Background on China’s Crypto Stance

China pioneered aggressive cryptocurrency restrictions, beginning with mining bans and evolving into a comprehensive prohibition on trading and ownership. By May 30, 2025, the PBOC enacted a total ban effective June 1, suspending all transactions, seizing assets, and imposing penalties on violators. Virtual currencies lack fiat equivalence and cannot serve as legal tender, classifying related activities as illegal financial operations. This policy framework prioritizes financial stability amid decentralized assets’ volatility.

PBOC Governor Pan Gongsheng reinforced this position at the 2025 Financial Street Annual Conference in October, confirming collaboration with law enforcement to dismantle domestic trading and speculation. He described prior measures as effective, maintaining a zero-tolerance approach while monitoring offshore developments. The strategy aligns with advancing the state-controlled digital yuan as a compliant alternative.

Recent Regulatory Escalation

The November 28 PBOC-led meeting highlighted a spike in speculation, prompting orders for sustained channel blockages and rigorous oversight of money flows. Officials identified stablecoins as particularly problematic due to inadequate customer verification and anti-money laundering (AML) compliance. These assets risk enabling money laundering, scams, and unauthorized transfers evading capital controls.

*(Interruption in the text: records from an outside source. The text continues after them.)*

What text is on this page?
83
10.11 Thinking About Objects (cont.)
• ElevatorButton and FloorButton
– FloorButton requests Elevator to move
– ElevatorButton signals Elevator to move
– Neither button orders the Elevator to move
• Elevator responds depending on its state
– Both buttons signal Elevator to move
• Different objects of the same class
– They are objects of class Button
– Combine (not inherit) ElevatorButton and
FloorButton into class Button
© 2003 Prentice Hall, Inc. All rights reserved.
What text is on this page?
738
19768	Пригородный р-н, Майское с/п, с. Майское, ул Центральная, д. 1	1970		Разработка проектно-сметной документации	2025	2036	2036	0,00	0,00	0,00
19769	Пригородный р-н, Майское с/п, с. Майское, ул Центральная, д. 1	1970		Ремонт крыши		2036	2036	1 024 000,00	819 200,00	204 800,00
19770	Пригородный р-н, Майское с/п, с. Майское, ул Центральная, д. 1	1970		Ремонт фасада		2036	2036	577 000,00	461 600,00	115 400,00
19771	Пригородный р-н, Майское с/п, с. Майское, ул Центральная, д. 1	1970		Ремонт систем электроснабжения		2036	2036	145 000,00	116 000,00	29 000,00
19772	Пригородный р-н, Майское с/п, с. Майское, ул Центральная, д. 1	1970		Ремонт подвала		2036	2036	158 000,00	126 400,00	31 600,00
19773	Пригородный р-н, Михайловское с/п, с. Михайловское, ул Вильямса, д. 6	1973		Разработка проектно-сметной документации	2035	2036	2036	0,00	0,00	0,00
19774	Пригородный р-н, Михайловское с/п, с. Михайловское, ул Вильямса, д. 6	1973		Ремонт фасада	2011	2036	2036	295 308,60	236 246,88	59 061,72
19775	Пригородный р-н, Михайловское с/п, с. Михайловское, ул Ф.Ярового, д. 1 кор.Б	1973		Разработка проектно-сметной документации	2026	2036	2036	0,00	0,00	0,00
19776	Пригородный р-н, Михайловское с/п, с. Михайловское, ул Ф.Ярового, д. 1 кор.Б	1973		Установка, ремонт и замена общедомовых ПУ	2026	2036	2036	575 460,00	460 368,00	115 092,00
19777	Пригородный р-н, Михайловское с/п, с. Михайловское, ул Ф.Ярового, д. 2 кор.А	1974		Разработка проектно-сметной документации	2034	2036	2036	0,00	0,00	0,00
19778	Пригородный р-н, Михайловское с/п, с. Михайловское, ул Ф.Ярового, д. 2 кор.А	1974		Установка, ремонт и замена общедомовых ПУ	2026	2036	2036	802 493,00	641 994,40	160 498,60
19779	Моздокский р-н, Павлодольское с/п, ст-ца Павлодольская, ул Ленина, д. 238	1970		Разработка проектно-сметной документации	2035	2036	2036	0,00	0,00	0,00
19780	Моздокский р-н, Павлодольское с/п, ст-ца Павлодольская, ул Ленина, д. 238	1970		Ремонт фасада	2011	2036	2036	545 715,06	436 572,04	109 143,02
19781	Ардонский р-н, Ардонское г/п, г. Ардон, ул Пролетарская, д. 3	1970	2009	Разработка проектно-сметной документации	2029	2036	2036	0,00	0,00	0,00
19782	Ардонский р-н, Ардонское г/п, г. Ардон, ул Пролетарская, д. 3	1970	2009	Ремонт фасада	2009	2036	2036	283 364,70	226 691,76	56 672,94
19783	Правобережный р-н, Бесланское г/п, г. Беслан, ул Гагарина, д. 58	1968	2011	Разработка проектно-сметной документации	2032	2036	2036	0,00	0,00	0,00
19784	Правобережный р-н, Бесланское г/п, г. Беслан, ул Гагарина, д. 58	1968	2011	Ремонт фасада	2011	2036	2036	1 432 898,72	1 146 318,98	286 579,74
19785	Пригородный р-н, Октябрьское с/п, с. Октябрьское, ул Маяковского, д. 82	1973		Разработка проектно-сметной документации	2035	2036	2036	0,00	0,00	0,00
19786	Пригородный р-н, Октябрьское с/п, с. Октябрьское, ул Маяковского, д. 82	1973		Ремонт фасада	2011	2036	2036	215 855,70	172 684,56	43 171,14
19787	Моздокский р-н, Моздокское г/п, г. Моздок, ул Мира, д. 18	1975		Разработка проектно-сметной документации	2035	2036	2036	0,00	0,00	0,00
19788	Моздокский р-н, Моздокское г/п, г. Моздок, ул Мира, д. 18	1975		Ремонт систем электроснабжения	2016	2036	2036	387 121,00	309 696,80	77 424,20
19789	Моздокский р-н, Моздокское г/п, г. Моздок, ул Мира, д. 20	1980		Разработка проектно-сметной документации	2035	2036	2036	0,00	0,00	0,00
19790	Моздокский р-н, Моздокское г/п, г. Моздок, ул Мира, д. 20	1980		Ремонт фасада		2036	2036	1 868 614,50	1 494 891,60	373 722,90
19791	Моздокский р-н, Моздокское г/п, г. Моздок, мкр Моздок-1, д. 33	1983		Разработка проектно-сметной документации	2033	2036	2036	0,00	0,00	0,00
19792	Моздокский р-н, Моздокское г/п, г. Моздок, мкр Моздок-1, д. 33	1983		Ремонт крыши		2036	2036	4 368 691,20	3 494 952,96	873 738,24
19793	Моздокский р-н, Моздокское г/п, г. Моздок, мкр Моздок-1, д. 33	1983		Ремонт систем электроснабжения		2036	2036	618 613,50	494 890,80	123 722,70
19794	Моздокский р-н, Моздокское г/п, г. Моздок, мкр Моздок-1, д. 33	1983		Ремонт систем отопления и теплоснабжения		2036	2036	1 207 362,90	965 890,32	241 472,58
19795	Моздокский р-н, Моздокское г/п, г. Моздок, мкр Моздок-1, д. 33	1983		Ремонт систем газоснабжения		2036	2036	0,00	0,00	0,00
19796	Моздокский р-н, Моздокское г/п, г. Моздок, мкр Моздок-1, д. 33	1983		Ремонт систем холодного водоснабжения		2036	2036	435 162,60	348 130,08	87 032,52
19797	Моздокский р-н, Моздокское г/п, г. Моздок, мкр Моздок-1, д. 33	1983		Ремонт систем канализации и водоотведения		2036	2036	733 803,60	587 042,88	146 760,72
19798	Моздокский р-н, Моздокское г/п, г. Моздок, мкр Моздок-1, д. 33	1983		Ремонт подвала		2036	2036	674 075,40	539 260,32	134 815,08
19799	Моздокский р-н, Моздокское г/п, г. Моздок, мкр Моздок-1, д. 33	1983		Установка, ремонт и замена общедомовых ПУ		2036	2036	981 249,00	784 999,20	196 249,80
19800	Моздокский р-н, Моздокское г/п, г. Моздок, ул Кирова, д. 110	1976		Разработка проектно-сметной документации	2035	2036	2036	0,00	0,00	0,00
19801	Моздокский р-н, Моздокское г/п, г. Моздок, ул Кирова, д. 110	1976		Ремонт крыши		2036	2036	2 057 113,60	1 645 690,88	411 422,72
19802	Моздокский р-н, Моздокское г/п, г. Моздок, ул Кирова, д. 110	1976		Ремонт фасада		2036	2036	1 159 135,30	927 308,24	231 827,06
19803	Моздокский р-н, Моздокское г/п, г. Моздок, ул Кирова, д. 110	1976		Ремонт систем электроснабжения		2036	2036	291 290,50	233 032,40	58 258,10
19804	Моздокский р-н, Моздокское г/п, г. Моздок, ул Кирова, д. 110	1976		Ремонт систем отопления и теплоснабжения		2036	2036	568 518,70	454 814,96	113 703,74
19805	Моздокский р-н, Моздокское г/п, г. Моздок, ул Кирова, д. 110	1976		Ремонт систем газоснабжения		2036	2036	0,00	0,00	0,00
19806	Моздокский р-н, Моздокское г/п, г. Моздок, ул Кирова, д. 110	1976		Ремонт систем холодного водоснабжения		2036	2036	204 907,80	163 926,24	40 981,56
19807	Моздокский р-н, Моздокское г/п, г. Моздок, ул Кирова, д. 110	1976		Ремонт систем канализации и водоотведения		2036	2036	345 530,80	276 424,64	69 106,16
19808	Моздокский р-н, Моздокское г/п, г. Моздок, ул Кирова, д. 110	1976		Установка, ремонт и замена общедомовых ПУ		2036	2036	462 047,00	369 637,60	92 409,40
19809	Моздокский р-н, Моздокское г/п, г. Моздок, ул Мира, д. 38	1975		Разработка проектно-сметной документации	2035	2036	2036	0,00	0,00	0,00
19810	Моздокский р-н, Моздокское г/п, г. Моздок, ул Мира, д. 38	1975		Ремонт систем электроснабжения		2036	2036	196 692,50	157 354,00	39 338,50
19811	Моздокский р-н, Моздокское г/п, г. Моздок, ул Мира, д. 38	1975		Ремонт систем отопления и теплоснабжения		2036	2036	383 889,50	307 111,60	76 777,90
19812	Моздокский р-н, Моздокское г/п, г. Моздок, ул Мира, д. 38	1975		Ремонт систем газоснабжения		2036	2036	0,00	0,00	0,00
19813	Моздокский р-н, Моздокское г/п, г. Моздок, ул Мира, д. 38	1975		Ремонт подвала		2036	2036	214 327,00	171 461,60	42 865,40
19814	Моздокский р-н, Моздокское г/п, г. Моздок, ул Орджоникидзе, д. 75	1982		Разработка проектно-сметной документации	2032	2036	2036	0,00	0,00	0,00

Earlier actions included August 2025 directives halting stablecoin endorsements by brokerages, research firms, and think tanks, alongside canceling related seminars. Shenzhen authorities issued public warnings against disguised investment scams targeting retail investors. In late October, Pan Gongsheng flagged offshore stablecoins’ systemic threats, echoing global concerns over financial sovereignty.

Focus on Stablecoin Risks

Stablecoins draw heightened scrutiny for failing basic supervisory standards, amplifying vulnerabilities in international finance. Pan Gongsheng noted their role in exposing structural weaknesses, facilitating illicit activities like terrorist financing. Unlike China’s digital yuan, backed by regulatory safeguards, stablecoins pose compliance gaps exploitable for fraud.

Authorities view global stablecoin growth—despite adoption elsewhere—as a stability hazard, prompting dynamic international monitoring. The PBOC aims to prevent domestic spillover from foreign speculation, prioritizing economic security. Enforcement targets promotional hype and underground channels resurgence.

Digital Yuan Advancement

Parallel to crackdowns, China accelerates its central bank digital currency (CBDC), the e-CNY or digital yuan. New centers launched in Shanghai for international operations and Beijing for infrastructure underscore expansion. This state-backed tool offers security absent in private cryptos, supporting controlled innovation.

Governor Pan praised the digital yuan’s role in mitigating risks tied to unregulated assets. Rollout enhancements aim to integrate seamlessly into the financial ecosystem, countering crypto allure. Beijing positions this as a model for sovereign digital finance amid global debates.

Global Context and Implications

China’s reaffirmation contrasts with evolving international approaches, where some jurisdictions explore regulated stablecoins. Yet PBOC warnings align with broader concerns over speculation-driven instability. Domestically, measures shield retail participants from volatility and scams.